L’ «Union sacrée» des agresseurs du Congo renaît de ses cendres

 Pendant que ceux qui devraient défendre la cause de la RDCongo sur la scène africaine et internationale donnent l’impression de chercher à ménager les susceptibilités diplomatiques, les officiels rwandais et ougandais s’expriment sans état d’âme et à visages découverts. Paul Kagame et ses lieutenants se sont positionnés en première ligne pour démontrer, à la face du monde, que le rapport des experts des Nations Unies les accusant de soutenir le M23 et de faire participer les troupes rwandaises aux hostilités au Nord-Kivu est mensonger. Ils ne s’embarrassait pas de soutenir que cette crise politico-militaire est congolo-congolaise.

 Au regard de la déclaration finale ayant sanctionné le récent Sommet de l’Union Africaine tenu le dernier week-end à Addis-Abeba, il y a lieu d’admettre que le Rwanda a réussi à renverser la vapeur.
 « Cerise sur le gâteau », comme on dit, le président ougandais, Yoweri Museveni, vient d’abattre ses cartes. En marge des assises de la capitale éthiopienne, il a confié à une délégation d’émissaires du président américain, Barak Obama, que « le problème du Congo n’est pas le Rwanda. Il est interne ». Selon lui, le Congo a été induit en erreur par l’Organisation des Nations Unies et d’autres acteurs internationaux.
 L’homme fort de Kampala est d’avis que la crise congolaise devrait être résolue entre pays membres de la région des Grands Lacs. A cet effet, il a invité les représentants de ces Etats à une conférence régionale qui devrait se tenir à Kampala le mois prochain. On laisse entendre que la partie congolaise a accepté d’y être présente.

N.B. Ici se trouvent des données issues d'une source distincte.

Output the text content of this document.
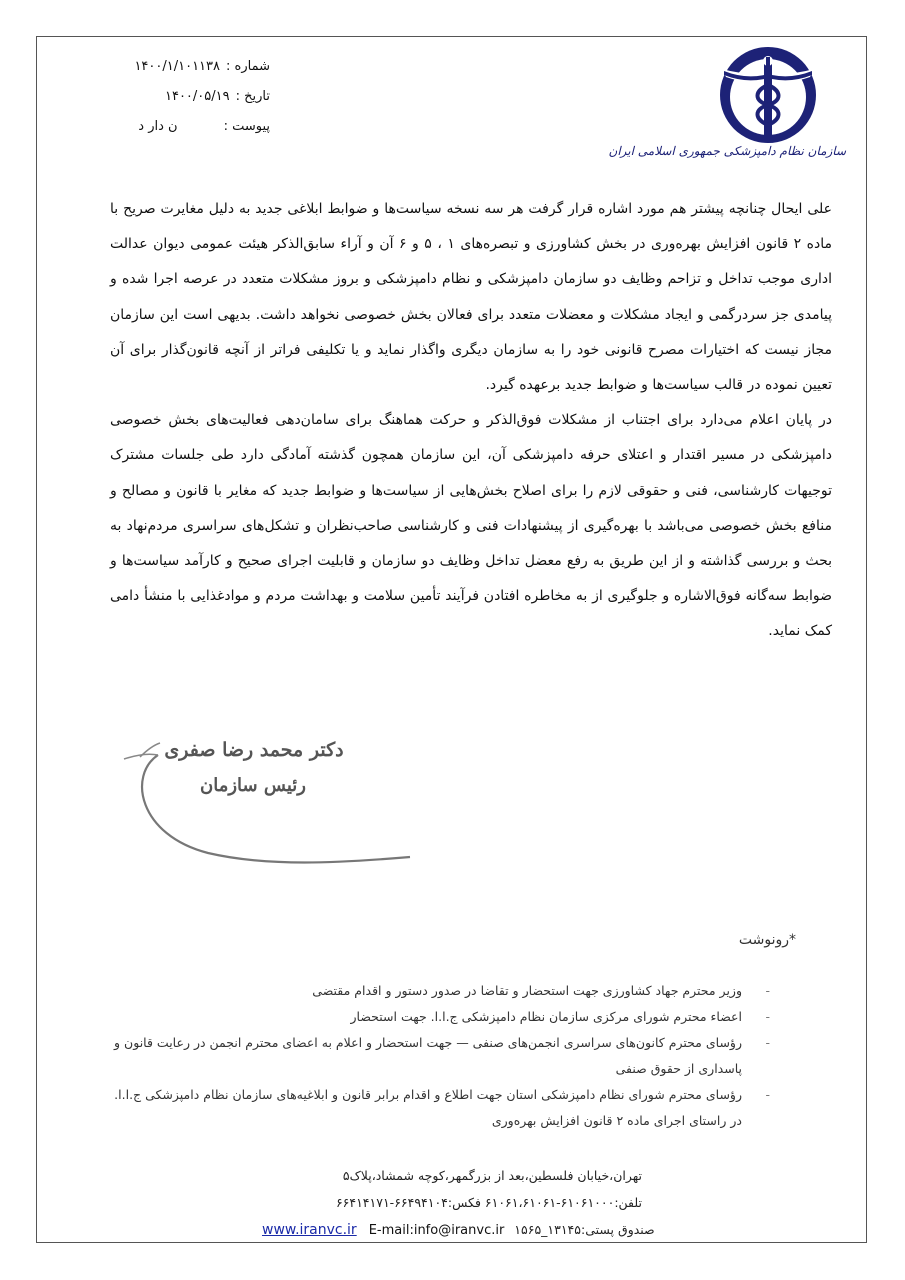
شماره :
۱۴۰۰/۱/۱۰۱۱۳۸
تاریخ :
۱۴۰۰/۰۵/۱۹
پیوست :
ن دار د
سازمان نظام دامپزشکی جمهوری اسلامی ایران

علی ایحال چنانچه پیشتر هم مورد اشاره قرار گرفت هر سه نسخه سیاست‌ها و ضوابط ابلاغی جدید به دلیل مغایرت صریح با ماده ۲ قانون افزایش بهره‌وری در بخش کشاورزی و تبصره‌های ۱ ، ۵ و ۶ آن و آراء سابق‌الذکر هیئت عمومی دیوان عدالت اداری موجب تداخل و تزاحم وظایف دو سازمان دامپزشکی و نظام دامپزشکی و بروز مشکلات متعدد در عرصه اجرا شده و پیامدی جز سردرگمی و ایجاد مشکلات و معضلات متعدد برای فعالان بخش خصوصی نخواهد داشت. بدیهی است این سازمان مجاز نیست که اختیارات مصرح قانونی خود را به سازمان دیگری واگذار نماید و یا تکلیفی فراتر از آنچه قانون‌گذار برای آن تعیین نموده در قالب سیاست‌ها و ضوابط جدید برعهده گیرد.

در پایان اعلام می‌دارد برای اجتناب از مشکلات فوق‌الذکر و حرکت هماهنگ برای سامان‌دهی فعالیت‌های بخش خصوصی دامپزشکی در مسیر اقتدار و اعتلای حرفه دامپزشکی آن، این سازمان همچون گذشته آمادگی دارد طی جلسات مشترک توجیهات کارشناسی، فنی و حقوقی لازم را برای اصلاح بخش‌هایی از سیاست‌ها و ضوابط جدید که مغایر با قانون و مصالح و منافع بخش خصوصی می‌باشد با بهره‌گیری از پیشنهادات فنی و کارشناسی صاحب‌نظران و تشکل‌های سراسری مردم‌نهاد به بحث و بررسی گذاشته و از این طریق به رفع معضل تداخل وظایف دو سازمان و قابلیت اجرای صحیح و کارآمد سیاست‌ها و ضوابط سه‌گانه فوق‌الاشاره و جلوگیری از به مخاطره افتادن فرآیند تأمین سلامت و بهداشت مردم و موادغذایی با منشأ دامی کمک نماید.

دکتر محمد رضا صفری
رئیس سازمان
*رونوشت
-
وزیر محترم جهاد کشاورزی جهت استحضار و تقاضا در صدور دستور و اقدام مقتضی
-
اعضاء محترم شورای مرکزی سازمان نظام دامپزشکی ج.ا.ا. جهت استحضار
-
رؤسای محترم کانون‌های سراسری انجمن‌های صنفی — جهت استحضار و اعلام به اعضای محترم انجمن در رعایت قانون و پاسداری از حقوق صنفی
-
رؤسای محترم شورای نظام دامپزشکی استان جهت اطلاع و اقدام برابر قانون و ابلاغیه‌های سازمان نظام دامپزشکی ج.ا.ا. در راستای اجرای ماده ۲ قانون افزایش بهره‌وری
تهران،خیابان فلسطین،بعد از بزرگمهر،کوچه شمشاد،پلاک۵
تلفن:۶۱۰۶۱۰۰۰-۶۱۰۶۱،۶۱۰۶۱ فکس:۶۶۴۹۴۱۰۴-۶۶۴۱۴۱۷۱
www.iranvc.ir E-mail:info@iranvc.ir صندوق پستی:۱۳۱۴۵_۱۵۶۵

 Ainsi, l’« Union sacrée » des agresseurs du Congo est née, avec pour objectif de tordre le cou aux révélations des Nations Unies sur l’instrumentalisation du M 23 par le Rwanda, auquel il fournit troupes, armes et argent. Soupçonné voire accusé d’avoir lui aussi envoyé des troupes en territoire congolais, en soutien aux éléments  du général rwandais Bosco Ntaganda et son compatriote, le colonel Sultani Makenga alias Ruzandiza, le président ougandais s’est précipité au secours de Paul Kagame.
 Convaincu que sa voix pèse énormément dans l’opinion publique américaine comme au sein des instances dirigeantes, Yoweri Museveni vient d’envoyer, en direction du président Obama, un message de nature à l’amener à avoir une perception biaisée du dossier sécuritaire du Nord-Kivu. Les officiels congolais ont-ils pris langue avec les émissaires du pays de l’Oncle Sam, de manière à recadrer le point de vue de Museveni ? L’opinion congolaise l’ignore, dans ce pays où le tabou continue de planer sur le dossier.